Dealing With Your Parents’ Divorce as an Adult

Divorce is rarely an easy thing for the children, no matter their age. While those still living at home often have to deal with being ferried between parents and at times living with a new stepparent, dealing with the dissolving of your parents’ marriage as an adult is not easy either. There are at least five things you should do as an adult if your mom and dad get divorced.

Avoid Being Caught in the Middle

As an adult, your relationship with your parents is likely different from your childhood relationship with them. You may have become more of a friend or confidant rather than just their child. Because of this, it can be easy to get caught in the middle. One or both parents may try to complain to you about the other one. You may feel like you have to take sides. They may even try to use you as someone who relays messages to the other parent. With the exception of abuse or other related issues, you will likely want to try to maintain a healthy relationship with both parents. This means letting both of them know that you are not going to listen to them badmouthing the other one as well as telling them that you are not taking sides.

Set Boundaries

Boundaries may include the sort of things they can discuss with you. For example, you may want to hear about how your mother is having a great time dating a new guy, but you want her to keep the intimate details to herself. Boundaries may also include the amount of help you will provide. Maybe you are willing to teach Dad how to iron his work shirts, but you expect him to start doing it on his own after a few days.

Focus on Your Own Life

One of the most important reasons you need to set boundaries is that you need to continue to live your own life. While one or both of your parents may need your support, you should not allow them to make you feel like you should drop your whole life to comfort them or to provide support. Continue to go to work, school, or your other regular activities. Take care of your own family. If you have children, you may need to comfort them, especially if they are close to both grandparents.

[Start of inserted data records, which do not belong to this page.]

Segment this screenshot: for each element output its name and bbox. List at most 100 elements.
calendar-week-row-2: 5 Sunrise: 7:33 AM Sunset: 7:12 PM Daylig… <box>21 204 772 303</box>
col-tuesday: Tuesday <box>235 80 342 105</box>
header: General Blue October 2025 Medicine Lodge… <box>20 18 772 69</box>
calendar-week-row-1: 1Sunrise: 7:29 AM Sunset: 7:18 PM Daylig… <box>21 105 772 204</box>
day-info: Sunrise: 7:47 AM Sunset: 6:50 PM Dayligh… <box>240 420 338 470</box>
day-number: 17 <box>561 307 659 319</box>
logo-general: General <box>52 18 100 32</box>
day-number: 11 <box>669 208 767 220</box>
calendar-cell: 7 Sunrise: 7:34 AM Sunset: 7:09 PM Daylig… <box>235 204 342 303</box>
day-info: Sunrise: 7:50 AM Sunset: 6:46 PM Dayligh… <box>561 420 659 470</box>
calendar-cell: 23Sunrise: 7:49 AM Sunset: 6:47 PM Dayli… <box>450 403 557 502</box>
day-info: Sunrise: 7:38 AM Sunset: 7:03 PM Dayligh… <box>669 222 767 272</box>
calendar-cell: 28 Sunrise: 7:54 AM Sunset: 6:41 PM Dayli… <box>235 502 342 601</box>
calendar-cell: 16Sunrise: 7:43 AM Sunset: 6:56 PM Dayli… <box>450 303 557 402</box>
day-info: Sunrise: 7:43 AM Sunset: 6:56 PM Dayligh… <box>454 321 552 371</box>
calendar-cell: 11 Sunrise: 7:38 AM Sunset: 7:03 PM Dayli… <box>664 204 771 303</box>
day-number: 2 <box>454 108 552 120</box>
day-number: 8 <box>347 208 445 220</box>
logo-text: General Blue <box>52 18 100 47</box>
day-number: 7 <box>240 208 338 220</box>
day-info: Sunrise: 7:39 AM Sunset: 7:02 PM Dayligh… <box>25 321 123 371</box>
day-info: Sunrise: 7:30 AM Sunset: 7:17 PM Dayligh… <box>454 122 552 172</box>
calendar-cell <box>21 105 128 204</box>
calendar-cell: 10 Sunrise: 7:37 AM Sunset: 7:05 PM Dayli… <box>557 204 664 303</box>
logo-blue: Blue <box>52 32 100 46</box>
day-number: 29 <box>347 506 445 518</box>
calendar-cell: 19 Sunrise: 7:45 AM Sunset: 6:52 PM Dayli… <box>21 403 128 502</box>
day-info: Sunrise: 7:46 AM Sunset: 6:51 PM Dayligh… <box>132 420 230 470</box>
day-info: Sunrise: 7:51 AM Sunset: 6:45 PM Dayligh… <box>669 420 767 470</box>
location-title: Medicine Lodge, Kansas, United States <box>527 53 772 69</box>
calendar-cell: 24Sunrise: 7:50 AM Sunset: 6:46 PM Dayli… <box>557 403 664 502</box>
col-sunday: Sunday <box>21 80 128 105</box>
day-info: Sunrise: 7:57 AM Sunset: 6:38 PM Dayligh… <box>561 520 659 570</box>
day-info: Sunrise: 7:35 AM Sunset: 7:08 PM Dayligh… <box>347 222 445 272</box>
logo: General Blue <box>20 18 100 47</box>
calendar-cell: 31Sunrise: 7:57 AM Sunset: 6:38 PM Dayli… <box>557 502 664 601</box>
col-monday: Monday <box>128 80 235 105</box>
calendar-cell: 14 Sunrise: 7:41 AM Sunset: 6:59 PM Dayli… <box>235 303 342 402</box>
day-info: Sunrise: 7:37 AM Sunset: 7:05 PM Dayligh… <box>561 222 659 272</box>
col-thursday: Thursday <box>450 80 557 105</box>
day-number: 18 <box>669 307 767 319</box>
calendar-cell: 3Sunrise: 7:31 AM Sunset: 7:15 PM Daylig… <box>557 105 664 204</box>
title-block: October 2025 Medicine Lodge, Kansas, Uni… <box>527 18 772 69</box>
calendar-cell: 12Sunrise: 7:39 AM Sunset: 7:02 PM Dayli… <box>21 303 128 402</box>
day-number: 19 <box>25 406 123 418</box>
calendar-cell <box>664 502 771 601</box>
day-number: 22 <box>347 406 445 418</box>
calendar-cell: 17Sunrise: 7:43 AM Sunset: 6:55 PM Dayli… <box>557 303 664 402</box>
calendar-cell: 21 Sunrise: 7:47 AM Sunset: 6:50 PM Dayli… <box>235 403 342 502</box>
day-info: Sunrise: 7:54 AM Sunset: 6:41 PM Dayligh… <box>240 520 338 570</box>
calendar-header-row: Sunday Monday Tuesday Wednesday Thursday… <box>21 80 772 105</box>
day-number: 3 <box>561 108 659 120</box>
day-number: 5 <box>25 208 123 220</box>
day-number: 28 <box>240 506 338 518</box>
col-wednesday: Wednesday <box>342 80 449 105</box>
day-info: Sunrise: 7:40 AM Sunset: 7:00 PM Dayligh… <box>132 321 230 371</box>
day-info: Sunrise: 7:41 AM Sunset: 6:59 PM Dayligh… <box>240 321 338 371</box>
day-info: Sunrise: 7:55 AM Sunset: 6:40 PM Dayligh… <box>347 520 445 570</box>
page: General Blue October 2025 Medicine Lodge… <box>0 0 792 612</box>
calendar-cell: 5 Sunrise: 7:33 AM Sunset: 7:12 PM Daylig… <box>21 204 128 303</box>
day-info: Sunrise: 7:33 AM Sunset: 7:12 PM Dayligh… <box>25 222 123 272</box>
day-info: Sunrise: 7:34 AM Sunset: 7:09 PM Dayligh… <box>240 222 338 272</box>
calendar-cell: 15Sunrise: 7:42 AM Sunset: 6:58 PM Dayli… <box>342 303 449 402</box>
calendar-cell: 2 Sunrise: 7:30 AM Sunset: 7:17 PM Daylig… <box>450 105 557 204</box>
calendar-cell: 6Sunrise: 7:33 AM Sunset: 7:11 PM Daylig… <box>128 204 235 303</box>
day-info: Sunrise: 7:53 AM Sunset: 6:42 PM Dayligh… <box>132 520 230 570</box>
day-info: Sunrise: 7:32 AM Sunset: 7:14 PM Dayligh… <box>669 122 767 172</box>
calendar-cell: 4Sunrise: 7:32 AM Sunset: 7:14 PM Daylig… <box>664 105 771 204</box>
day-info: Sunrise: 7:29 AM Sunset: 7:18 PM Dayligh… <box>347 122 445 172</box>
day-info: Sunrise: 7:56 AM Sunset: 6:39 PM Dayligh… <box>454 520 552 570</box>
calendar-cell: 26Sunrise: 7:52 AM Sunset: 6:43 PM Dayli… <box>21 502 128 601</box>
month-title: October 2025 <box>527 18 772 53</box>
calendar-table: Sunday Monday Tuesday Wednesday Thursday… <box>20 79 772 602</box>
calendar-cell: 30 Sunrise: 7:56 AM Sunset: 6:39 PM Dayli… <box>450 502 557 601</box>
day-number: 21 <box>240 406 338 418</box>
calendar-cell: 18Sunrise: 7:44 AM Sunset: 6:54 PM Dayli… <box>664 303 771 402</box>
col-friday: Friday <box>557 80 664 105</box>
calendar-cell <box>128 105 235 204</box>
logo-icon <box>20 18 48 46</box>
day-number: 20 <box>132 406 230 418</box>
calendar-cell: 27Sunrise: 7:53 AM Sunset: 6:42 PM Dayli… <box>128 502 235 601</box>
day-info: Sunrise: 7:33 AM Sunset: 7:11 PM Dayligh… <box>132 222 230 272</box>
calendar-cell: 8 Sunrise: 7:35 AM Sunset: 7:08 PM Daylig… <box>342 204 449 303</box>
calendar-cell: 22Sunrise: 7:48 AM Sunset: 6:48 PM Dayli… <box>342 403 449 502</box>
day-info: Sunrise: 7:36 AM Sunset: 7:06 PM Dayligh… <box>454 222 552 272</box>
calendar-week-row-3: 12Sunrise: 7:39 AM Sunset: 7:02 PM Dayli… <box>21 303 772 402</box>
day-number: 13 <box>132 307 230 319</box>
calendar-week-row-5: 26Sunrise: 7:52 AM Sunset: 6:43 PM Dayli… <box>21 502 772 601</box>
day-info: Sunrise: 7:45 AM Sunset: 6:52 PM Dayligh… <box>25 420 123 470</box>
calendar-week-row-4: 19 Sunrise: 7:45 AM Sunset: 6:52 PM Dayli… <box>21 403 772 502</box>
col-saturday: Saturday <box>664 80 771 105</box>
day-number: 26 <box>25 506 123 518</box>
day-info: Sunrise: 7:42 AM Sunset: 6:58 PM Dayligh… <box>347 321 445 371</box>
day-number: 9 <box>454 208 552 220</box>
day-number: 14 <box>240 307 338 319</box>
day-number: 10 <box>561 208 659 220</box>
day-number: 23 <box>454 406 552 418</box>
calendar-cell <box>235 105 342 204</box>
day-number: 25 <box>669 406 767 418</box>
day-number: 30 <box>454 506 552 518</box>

Never Make Assumptions About Your Own Relationships

Whether you are married, dating someone, or not in a relationship at all, experiencing your parents getting divorced after twenty years, thirty years, or even longer, can cause you to question romantic relationships in general. Just because your parents got divorced does not mean that it will happen to you. While you may not want to jump right into a serious relationship, you should not avoid finding love either. Take your time, if needed, but when the time is right, don’t avoid marriage simply because you are afraid it will end in divorce.

Seek Help If Needed

Whether you saw the divorce coming for several years or it seemed to come out of nowhere, you may need to see a counselor or other professional to deal with the feelings created by your parents’ separation. Even if you do not feel like you need to see a professional, it may help to talk to a friend, especially if you have a friend who has dealt with a similar situation. Don’t be afraid to express your anger or disbelief. Sometimes, all you need is to get those feelings out in the open.

Of course, these are just a few of the things you can do to help yourself deal with your parents’ divorce better as an adult. Every situation is different, and you may find that some of these steps are unnecessary or unrealistic. For example, if one parent needs added physical support, you may need to move back in with that parent, which may cause you to at least appear to be taking sides.